Poppy accepta avec joie l'invitation à manger. Faire la connaissance d'un véritable ami de Severus était quelque chose à laquelle on n'assistait pas tous les jours. Elle reprit son parchemin et continua son inventaire général. Elle avait rarement eu des stocks aussi bas. Avec un soupir, elle posa sa feuille emplie de notes avant d'en attraper une vierge. Elle finit tout de même de s'occuper de sa réserve avant de vérifier l'heure. Elle prit un petit coup de panique en voyant qu'il était bien plus tard qu'elle ne l'avait pensé. Elle passa dans ses appartements afin de se nettoyer un peu et d'enfiler ses vêtements de cérémonie. Elle se devait d'être impeccable pour faire honneur aux trois jeunes hommes qu'elle allait visiter.

o0o

Le repas sous sort de conservation, la table dressée, Severus monta prévenir ses deux pensionnaires qu'il était temps de descendre. Il entra dans la chambre et dut retenir le rire qui lui montait petit à petit le long de la gorge. Ioann avait son pouce en bouche et chuchotait son histoire dans l'oreille de sa peluche en lui disant souvent de ne pas faire de bruit. Il était toujours assis sur et dans les bras de Milo. Par contre celui-ci finissait sa nuit. Il ronflait comme un bien heureux, inconscient de son filleul. Le brun s'avança faisant lever la tête à son fils. L'enfant le regarda avant de mettre son doigt devant sa bouche et de lui lancer un « chuuut, Oncle Milo fait dodo » absolument craquant. Severus lui fit un clin d'œil et ressortit de la pièce. Il descendit et alla fouiller dans les affaires du journaliste. Le connaissant, il était sûr d'y trouver un appareil photo. Et cela ne manqua pas. Il regarda le fonctionnement avant de remonter. Il demanda à Ioann de continuer son histoire comme s'il n'était pas là. Il en profita pour prendre une photo. Le tableau était tellement beau et attendrissant qu'il se promit de l'agrandir et de l'encadrer. Puis il lui demanda de reprendre la position du « Chut ». Celui-ci s'exécuta. Un déclic et un flash. Severus était ravi de sa prise. Celle-ci, c'était pour son plaisir personnel de voir le blond tourné en ridicule. Il conseilla ensuite à son fils de réveiller son oncle pour aller manger. Ioann se retourna doucement vers le Russe, posa la main sur son épaule. Il la secoua doucement, ce qui, avec ses forces, n'était pas grand-chose. Puis il attrapa le bras qui le tenait et le remua plus fermement en prononçant des « Oncle Milo, faut réveiller ».

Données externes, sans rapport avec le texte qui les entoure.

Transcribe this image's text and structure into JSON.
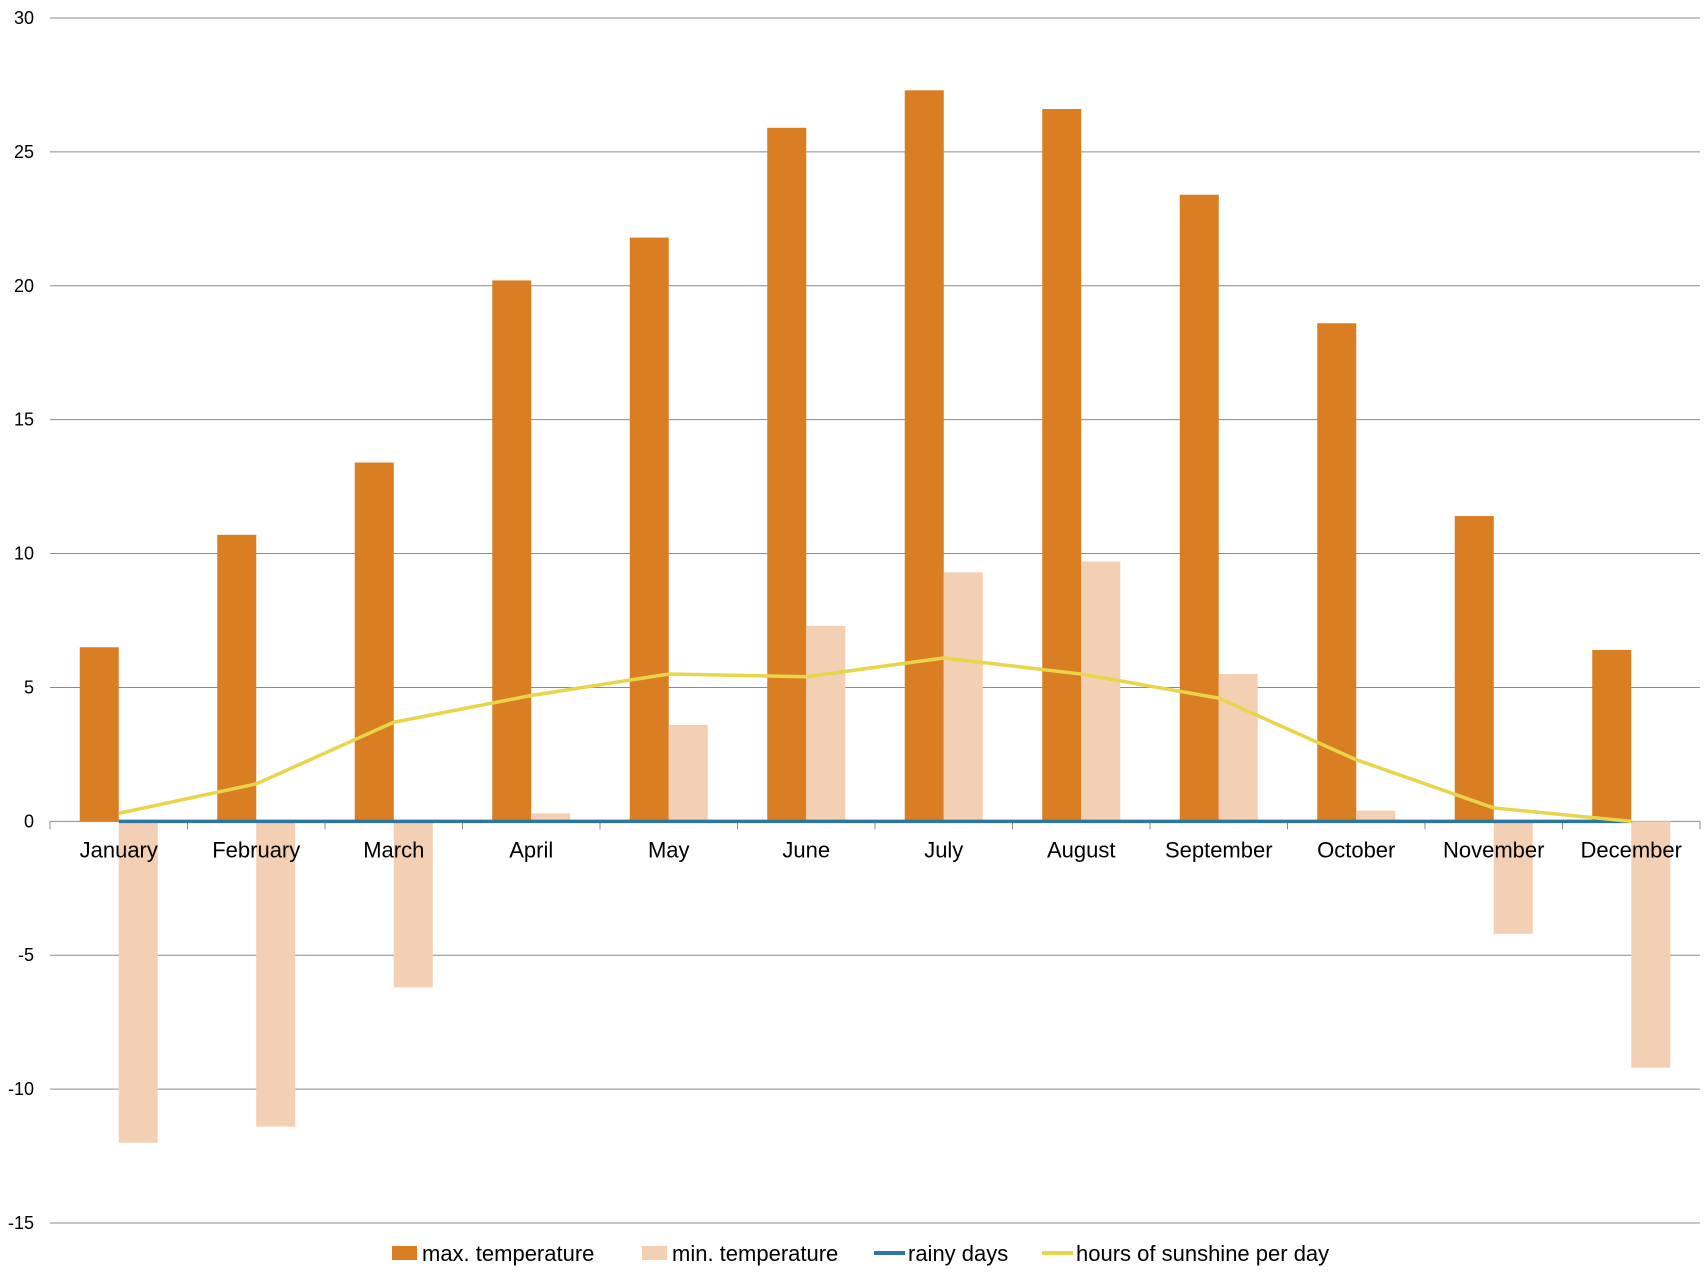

L'oncle se permit de grogner et resserra sa prise sur le petit corps avant de reprendre sa litanie de ronflements. Le garçon glapit de surprise de cette réaction avant de rougir de la sienne. Il se redressa un peu et colla sa bouche à l'oreille de l'adulte pour lui dire qu'il était l'heure d'aller manger. Pendant ce temps là, Severus prenait des photos avec joie et sadisme ... il aurait là un excellent moyen de pression sur son ami. Après tout, il était Serpentard et donc il profitait de chaque bon plan qu'il dégotait. Ioann se tourna vers lui avec une petite moue contrariée de ne pas réussir sa mission.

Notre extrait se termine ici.